Manque de considération pour les partenaires

M. Trottier regrette le « travail en silo » effectué par l’administration Demers dans la planification budgétaire du projet.

« L’administration Demers a annoncé un projet de 61 millions dont les modalités de financement sont encore floues et totalement financé par les contribuables lavallois. Actuellement, on accule maladroitement les paliers provinciaux fédéraux au pied du mur alors qu’ils ont été exclus de toutes les annonces précédentes du projet. Un travail de planification collaboratif en amont aurait mieux profité à toute la communauté.»

Manque criant de piscines de quartier

Par ailleurs, le chef de l’Opposition officielle ajoute que le manque criant de piscines de quartier ne sera pas résolu par le Complexe aquatique. L’emplacement centralisé de ce projet ne répond pas selon lui, aux objectifs de mobilité active et à la demande d’infrastructures de proximité exigés par les citoyens.

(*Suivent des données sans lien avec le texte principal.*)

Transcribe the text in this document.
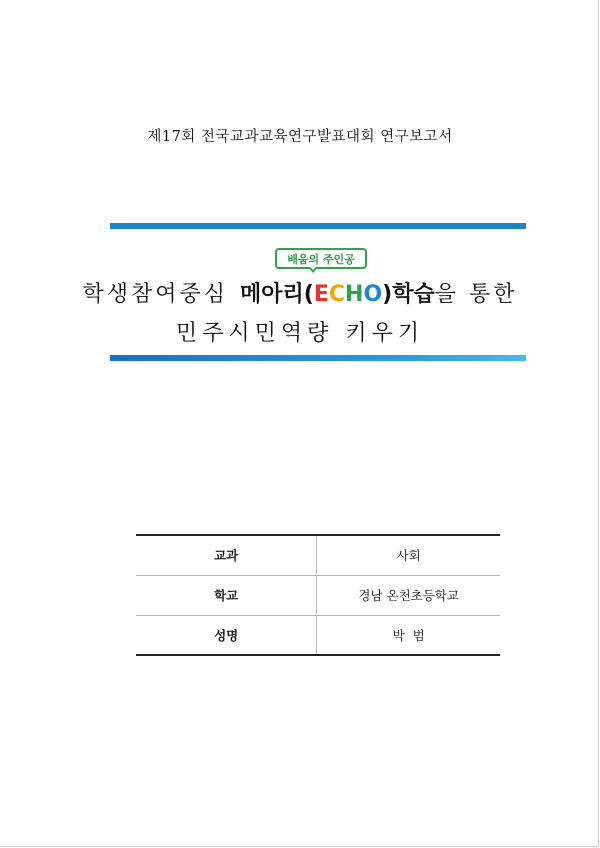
제17회 전국교과교육연구발표대회 연구보고서
배움의 주인공
학생참여중심 메아리(ECHO)학습을 통한
민주시민역량 키우기
교과	사회
학교	경남 온천초등학교
성명	박  범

« Nous sommes la Ville avec le plus bas ratio de piscines intérieures et d’arénas par 100 000 habitants. Des projets comme la Place Bell ou le complexe aquatique ne contribuent pas à améliorer ce ratio. Avec le budget alloué au Complexe aquatique, plusieurs piscines de grande qualité et de plus petite envergure auraient pu desservir les quartiers résidentiels plus efficacement. » Déplore M. Trottier.

Afin d’améliorer ce ratio de services de proximité par habitant, rappelons que la formation politique de M. Trottier, le Parti Laval, proposait d’utiliser le même budget pour construire 3 complexes aquatiques mieux répartis sur le territoire lavallois, de taille plus modeste au coût de 20 millions chacun.